Board and Senior Management Interactive Awareness and Responsibility Workshop
The Board Awareness Workshop is designed to aid Senior Management in educating the Board and gaining the support of the Board for a comprehensive cybersecurity strategy and implementation. Each workshop is customized to the needs of the organization, but a typical workshop includes:
- Understanding the regulatory and fiduciary responsibilities related to cyber risk, including: NIST Cybersecurity Framework, NERC-CIP, FISMA, FFIEC, COBIT, COSO, SCO, etc.

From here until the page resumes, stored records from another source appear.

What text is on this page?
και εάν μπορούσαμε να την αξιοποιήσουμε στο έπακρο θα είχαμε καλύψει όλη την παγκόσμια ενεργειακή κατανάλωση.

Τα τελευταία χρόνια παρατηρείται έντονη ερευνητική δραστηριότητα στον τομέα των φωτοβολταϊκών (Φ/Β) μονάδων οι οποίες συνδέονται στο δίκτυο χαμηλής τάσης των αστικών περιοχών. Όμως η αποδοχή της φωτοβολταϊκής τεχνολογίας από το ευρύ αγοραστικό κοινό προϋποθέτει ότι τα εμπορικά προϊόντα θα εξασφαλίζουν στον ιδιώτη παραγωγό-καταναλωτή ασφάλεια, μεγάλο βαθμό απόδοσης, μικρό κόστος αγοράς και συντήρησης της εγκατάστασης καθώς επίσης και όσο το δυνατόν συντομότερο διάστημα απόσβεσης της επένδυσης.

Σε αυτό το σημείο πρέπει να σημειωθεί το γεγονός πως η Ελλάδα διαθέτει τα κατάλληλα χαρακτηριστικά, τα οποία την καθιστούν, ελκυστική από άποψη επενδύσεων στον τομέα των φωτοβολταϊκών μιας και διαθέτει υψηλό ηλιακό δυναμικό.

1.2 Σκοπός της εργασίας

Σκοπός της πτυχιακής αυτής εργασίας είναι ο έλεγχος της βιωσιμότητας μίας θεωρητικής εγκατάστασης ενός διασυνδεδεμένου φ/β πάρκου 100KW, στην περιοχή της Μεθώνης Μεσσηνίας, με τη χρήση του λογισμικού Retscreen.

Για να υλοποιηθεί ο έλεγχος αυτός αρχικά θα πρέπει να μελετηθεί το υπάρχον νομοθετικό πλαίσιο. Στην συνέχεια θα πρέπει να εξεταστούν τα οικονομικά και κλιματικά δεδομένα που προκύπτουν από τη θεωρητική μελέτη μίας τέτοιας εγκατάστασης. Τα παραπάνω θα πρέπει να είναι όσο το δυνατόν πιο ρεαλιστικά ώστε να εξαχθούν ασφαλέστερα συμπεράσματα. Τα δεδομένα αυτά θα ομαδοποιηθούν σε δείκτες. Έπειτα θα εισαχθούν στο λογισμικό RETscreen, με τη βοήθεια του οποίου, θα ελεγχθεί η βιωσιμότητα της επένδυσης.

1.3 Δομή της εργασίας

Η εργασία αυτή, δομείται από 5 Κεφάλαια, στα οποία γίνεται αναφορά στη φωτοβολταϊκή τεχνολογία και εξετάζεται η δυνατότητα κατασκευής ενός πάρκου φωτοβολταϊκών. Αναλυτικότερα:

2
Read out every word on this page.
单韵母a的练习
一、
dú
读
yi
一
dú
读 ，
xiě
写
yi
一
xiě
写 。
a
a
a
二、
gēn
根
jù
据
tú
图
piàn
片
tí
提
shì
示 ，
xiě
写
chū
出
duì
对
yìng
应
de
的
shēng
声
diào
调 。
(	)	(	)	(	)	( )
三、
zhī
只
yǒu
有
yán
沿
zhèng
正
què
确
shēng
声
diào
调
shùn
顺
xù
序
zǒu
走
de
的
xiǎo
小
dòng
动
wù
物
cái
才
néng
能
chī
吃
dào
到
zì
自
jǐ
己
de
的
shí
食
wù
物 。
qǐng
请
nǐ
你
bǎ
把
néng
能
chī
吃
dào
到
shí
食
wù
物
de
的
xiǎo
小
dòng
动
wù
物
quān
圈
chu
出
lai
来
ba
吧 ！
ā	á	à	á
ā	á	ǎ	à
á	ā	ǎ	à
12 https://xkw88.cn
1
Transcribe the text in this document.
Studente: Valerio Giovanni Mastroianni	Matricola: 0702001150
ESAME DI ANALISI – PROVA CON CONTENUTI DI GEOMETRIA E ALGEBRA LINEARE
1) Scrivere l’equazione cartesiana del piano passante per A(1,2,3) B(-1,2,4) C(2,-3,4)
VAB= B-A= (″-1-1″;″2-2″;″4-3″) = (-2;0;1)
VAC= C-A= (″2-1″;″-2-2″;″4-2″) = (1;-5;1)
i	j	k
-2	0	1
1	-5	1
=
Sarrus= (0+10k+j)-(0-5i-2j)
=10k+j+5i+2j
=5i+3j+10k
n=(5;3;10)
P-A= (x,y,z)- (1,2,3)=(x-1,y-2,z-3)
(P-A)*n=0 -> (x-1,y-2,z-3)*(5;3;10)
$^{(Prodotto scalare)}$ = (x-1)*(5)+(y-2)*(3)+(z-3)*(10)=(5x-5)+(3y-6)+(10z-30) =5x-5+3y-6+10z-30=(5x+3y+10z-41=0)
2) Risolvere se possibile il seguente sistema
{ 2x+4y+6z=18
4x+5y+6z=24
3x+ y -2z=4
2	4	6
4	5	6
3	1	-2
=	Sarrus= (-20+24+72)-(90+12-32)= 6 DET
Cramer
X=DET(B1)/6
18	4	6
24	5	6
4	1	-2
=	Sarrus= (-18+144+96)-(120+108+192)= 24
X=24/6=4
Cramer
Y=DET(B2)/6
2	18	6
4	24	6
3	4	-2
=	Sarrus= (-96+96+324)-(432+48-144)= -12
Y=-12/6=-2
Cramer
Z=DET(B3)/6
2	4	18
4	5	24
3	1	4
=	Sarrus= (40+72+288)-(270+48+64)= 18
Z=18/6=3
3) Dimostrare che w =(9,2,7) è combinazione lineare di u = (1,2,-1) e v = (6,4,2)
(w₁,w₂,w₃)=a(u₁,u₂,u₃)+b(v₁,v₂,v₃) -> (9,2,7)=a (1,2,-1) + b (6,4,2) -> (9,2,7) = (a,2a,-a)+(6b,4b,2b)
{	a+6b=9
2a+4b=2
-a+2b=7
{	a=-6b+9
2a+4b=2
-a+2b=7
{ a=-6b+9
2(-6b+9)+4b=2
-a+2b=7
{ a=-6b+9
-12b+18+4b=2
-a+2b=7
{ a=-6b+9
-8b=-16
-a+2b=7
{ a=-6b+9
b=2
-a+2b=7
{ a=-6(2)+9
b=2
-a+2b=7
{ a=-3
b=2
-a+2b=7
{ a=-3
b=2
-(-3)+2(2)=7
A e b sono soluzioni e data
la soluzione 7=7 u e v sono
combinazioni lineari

- Systematic approach to understanding which assets (data, Intellectual Property, physical) need protection, and the value of those assets to the organization in an agile environment
- Understanding the difference between OT (Operational Technology), IT (Information Technology), Internet of Things (IOT), Industrial Internet of Things (IIOT), mobile, vehicular systems, and how to address all of these in an integrated cybersecurity strategy
- Understanding the threats to those assets and what is your attack surface
- Understanding how to protect those assets, from current and future threats, and the costs associated with that protection – strategic, organizational, managerial, and technology
- Determining the ROI on investments in cybersecurity, how to prioritize cyber-protection of assets, and the possible uses of cyber insurance as an alternative
- Crisis Management and how to respond to a breach: incident management, business continuity planning, disaster recovery, public relations.
- How to work with and support senior management in providing the agile cyber-resilience that enables senior management to provide, measure, and report on, an acceptable level of risk.